Texas Tech was the only school to which Hawley applied. He graduated in the top 10 percent of his class from Caney Creek High School in Grangerland. He was a member of the Texas FFA news staff for three years in high school, and Texas Tech played an integral part in running that program. Through his involvement there, he was recruited to attend Texas Tech.

“Additionally, Texas Tech has the no. 1 overall agricultural communications program in the nation as recently deduced by a University of Arkansas study,” Hawley said. “I wanted to be where the best of the best were working.”

Last year, Hawley addressed more than 200 people during the 2014 Texas Tech Terry banquet. He spoke about his personal story in front of every Terry Scholar on campus and several special visitors, including Texas Tech President M. Duane Nellis.

“It meant so much to me to dedicate that speech to my close friend and mentor, Heather Medley, who has encouraged me more than anyone in my entire life,” he said. “She has truly been the best adviser the Texas Tech Terry scholars could ask for.”

Throughout all the obstacles Hawley has faced, he is thankful for Texas Tech and the support the university has given him.

“God has blessed me and thousands of others with the opportunity to attend the greatest university in the world, Texas Tech,” Hawley said.

Getting to Know
John Hawley

College of Media & Communication

What is your favorite memory at Texas Tech so far?
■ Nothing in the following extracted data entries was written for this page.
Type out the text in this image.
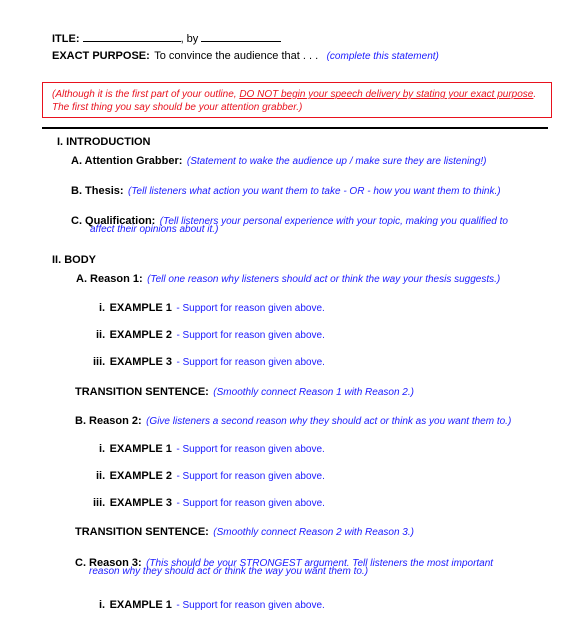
ITLE:	, by
EXACT PURPOSE: To convince the audience that . . . (complete this statement)
(Although it is the first part of your outline, DO NOT begin your speech delivery by stating your exact purpose. The first thing you say should be your attention grabber.)
I. INTRODUCTION
A. Attention Grabber: (Statement to wake the audience up / make sure they are listening!)
B. Thesis: (Tell listeners what action you want them to take - OR - how you want them to think.)
C. Qualification: (Tell listeners your personal experience with your topic, making you qualified to
affect their opinions about it.)
II. BODY
A. Reason 1: (Tell one reason why listeners should act or think the way your thesis suggests.)
i. EXAMPLE 1 - Support for reason given above.
ii. EXAMPLE 2 - Support for reason given above.
iii. EXAMPLE 3 - Support for reason given above.
TRANSITION SENTENCE: (Smoothly connect Reason 1 with Reason 2.)
B. Reason 2: (Give listeners a second reason why they should act or think as you want them to.)
i. EXAMPLE 1 - Support for reason given above.
ii. EXAMPLE 2 - Support for reason given above.
iii. EXAMPLE 3 - Support for reason given above.
TRANSITION SENTENCE: (Smoothly connect Reason 2 with Reason 3.)
C. Reason 3: (This should be your STRONGEST argument. Tell listeners the most important
reason why they should act or think the way you want them to.)
i. EXAMPLE 1 - Support for reason given above.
My favorite memory at Texas Tech is a tie between receiving my class ring and addressing more than 200 people during the 2014 Texas Tech Terry banquet. Nothing felt more special than sliding my ring over my finger and realizing the gifts that I had been given during my time at Texas Tech. I saved up and paid for my ring on my own and that made it so much more special. The speech I gave at the 2014 banquet was also very special.

What is your favorite spot on campus?

My favorite spot on campus would probably have to be the entirety of Ag row. I have spent such a large amount of time in those buildings, taking somewhere close to 20 classes within them. They symbolize the core of my academic achievement.

What is your favorite Texas Tech tradition?

My favorite Tech Tradition would have to be the Masked Rider. As I mentioned, I am a huge sports fan and nothing can match the feeling I get when the Masked Rider hits the field before a big game. I am so proud to be a Red Raider and even more proud of the traditions we hold dear.

What do you love most about being a Red Raider?

What I love most about being a Red Raider would have to be the value of our institution. I know that sounds very cliché and broad, but the academic standards held here and the competitive atmosphere of our programs – as I mentioned before, my program was ranked number one in the nation – make me so proud to have been an undergraduate and even more excited to potentially come back and work on another degree.